At Databricks, we are obsessed with enabling data teams to solve the world’s toughest problems, from security threat detection to cancer drug development. We do this by building and running the world’s best data and AI infrastructure platform, so our customers can focus on the high value challenges that are central to their own missions.
Founded in 2013 by the original creators of Apache Spark, Databricks has grown from a tiny corner office in Berkeley, California to a global organization with over 1000 employees. Thousands of organizations, from small to Fortune 100, trust Databricks with their mission-critical workloads, making us one of the fastest growing SaaS companies in the world.

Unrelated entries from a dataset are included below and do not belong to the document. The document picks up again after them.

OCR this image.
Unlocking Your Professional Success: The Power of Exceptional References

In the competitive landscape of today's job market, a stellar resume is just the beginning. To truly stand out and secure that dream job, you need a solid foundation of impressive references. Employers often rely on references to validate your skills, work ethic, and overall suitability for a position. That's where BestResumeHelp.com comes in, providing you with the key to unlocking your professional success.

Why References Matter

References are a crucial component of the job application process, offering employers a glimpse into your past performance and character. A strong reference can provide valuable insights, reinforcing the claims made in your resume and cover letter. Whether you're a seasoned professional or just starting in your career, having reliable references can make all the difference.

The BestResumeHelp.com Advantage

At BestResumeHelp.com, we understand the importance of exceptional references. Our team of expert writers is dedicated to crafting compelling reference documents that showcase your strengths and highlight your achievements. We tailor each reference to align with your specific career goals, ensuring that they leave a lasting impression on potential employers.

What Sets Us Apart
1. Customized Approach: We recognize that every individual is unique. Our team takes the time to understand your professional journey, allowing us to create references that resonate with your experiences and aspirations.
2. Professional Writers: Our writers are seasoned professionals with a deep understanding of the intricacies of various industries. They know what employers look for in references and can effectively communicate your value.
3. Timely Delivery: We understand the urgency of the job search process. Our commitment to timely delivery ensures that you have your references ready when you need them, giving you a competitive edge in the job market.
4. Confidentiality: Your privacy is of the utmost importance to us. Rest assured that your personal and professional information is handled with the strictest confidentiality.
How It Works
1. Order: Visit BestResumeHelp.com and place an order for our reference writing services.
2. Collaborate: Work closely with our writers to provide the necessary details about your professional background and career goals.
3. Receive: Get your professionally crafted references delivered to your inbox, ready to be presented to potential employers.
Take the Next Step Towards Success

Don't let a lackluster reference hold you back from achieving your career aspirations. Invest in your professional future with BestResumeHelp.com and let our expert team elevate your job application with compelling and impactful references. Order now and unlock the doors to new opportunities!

Our engineering teams build highly technical products that fulfill real, important needs in the world. We constantly push the boundaries of data and AI technology, while simultaneously operating with the resilience, security and scale that is critical to making customers successful on our platform.

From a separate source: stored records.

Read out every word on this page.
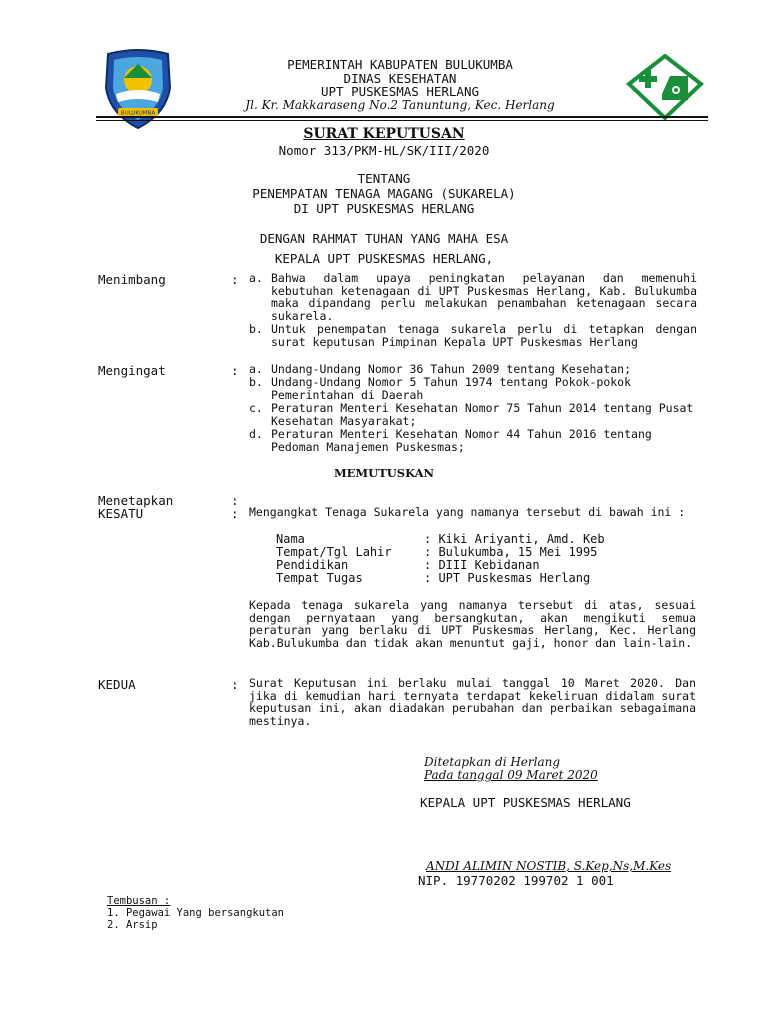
BULUKUMBA
PEMERINTAH KABUPATEN BULUKUMBA
DINAS KESEHATAN
UPT PUSKESMAS HERLANG
Jl. Kr. Makkaraseng No.2 Tanuntung, Kec. Herlang
SURAT KEPUTUSAN
Nomor 313/PKM-HL/SK/III/2020
TENTANG
PENEMPATAN TENAGA MAGANG (SUKARELA)
DI UPT PUSKESMAS HERLANG
DENGAN RAHMAT TUHAN YANG MAHA ESA
KEPALA UPT PUSKESMAS HERLANG,
Menimbang	: a. Bahwa dalam upaya peningkatan pelayanan dan memenuhi kebutuhan ketenagaan di UPT Puskesmas Herlang, Kab. Bulukumba maka dipandang perlu melakukan penambahan ketenagaan secara sukarela.
b. Untuk penempatan tenaga sukarela perlu di tetapkan dengan surat keputusan Pimpinan Kepala UPT Puskesmas Herlang
Mengingat	: a. Undang-Undang Nomor 36 Tahun 2009 tentang Kesehatan;
b. Undang-Undang Nomor 5 Tahun 1974 tentang Pokok-pokok Pemerintahan di Daerah
c. Peraturan Menteri Kesehatan Nomor 75 Tahun 2014 tentang Pusat Kesehatan Masyarakat;
d. Peraturan Menteri Kesehatan Nomor 44 Tahun 2016 tentang Pedoman Manajemen Puskesmas;
MEMUTUSKAN
Menetapkan	:
KESATU	: Mengangkat Tenaga Sukarela yang namanya tersebut di bawah ini :
Nama	: Kiki Ariyanti, Amd. Keb
Tempat/Tgl Lahir	: Bulukumba, 15 Mei 1995
Pendidikan	: DIII Kebidanan
Tempat Tugas	: UPT Puskesmas Herlang
Kepada tenaga sukarela yang namanya tersebut di atas, sesuai dengan pernyataan yang bersangkutan, akan mengikuti semua peraturan yang berlaku di UPT Puskesmas Herlang, Kec. Herlang Kab.Bulukumba dan tidak akan menuntut gaji, honor dan lain-lain.
KEDUA	: Surat Keputusan ini berlaku mulai tanggal 10 Maret 2020. Dan jika di kemudian hari ternyata terdapat kekeliruan didalam surat keputusan ini, akan diadakan perubahan dan perbaikan sebagaimana mestinya.
Ditetapkan di Herlang
Pada tanggal 09 Maret 2020
KEPALA UPT PUSKESMAS HERLANG
ANDI ALIMIN NOSTIB, S.Kep,Ns,M.Kes
NIP. 19770202 199702 1 001
Tembusan :
1. Pegawai Yang bersangkutan
2. Arsip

We develop and operate one of the largest scale software platforms. The fleet consists of millions of virtual machines, generating terabytes of logs and processing exabytes of data per day. At our scale, we regularly observe cloud hardware, network, and operating system faults, and our software must gracefully shield our customers from any of the above.
Modern data analysis employs sophisticated methods such as machine learning that go well beyond the roll-up and drill-down capabilities of traditional SQL query engines. As a software engineer on the Runtime team at Databricks, you will be building the next generation distributed data storage and processing systems that can outperform specialized SQL query engines in relational query performance, yet provide the expressiveness and programming abstractions to support diverse workloads ranging from ETL to data science.
Below are some example projects:
Apache Spark: Develop the de facto open source standard framework for big data.
Data Plane Storage: Deliver reliable and high performance services and client libraries for storing and accessing humongous amount of data on cloud storage backends, e.g., AWS S3, Azure Blob Store.
Delta Lake: A storage management system that combines the scale and cost-efficiency of data lakes, the performance and reliability of a data warehouse, and the low latency of streaming. Its higher level abstractions and guarantees, including ACID transactions and time travel, drastically simplify the complexity of real-world data engineering architecture.
Delta Pipelines: It’s difficult to manage even a single data engineering pipeline. The goal of the Delta Pipelines project is to make it simple and possible to orchestrate and operate tens of thousands of data pipelines. It provides a higher level abstraction for expressing data pipelines and enables customers to deploy, test & upgrade pipelines and eliminate operational burdens for managing and building high quality data pipelines.
Performance Engineering: Build the next generation query optimizer and execution engine that’s fast, tuning free, scalable, and robust.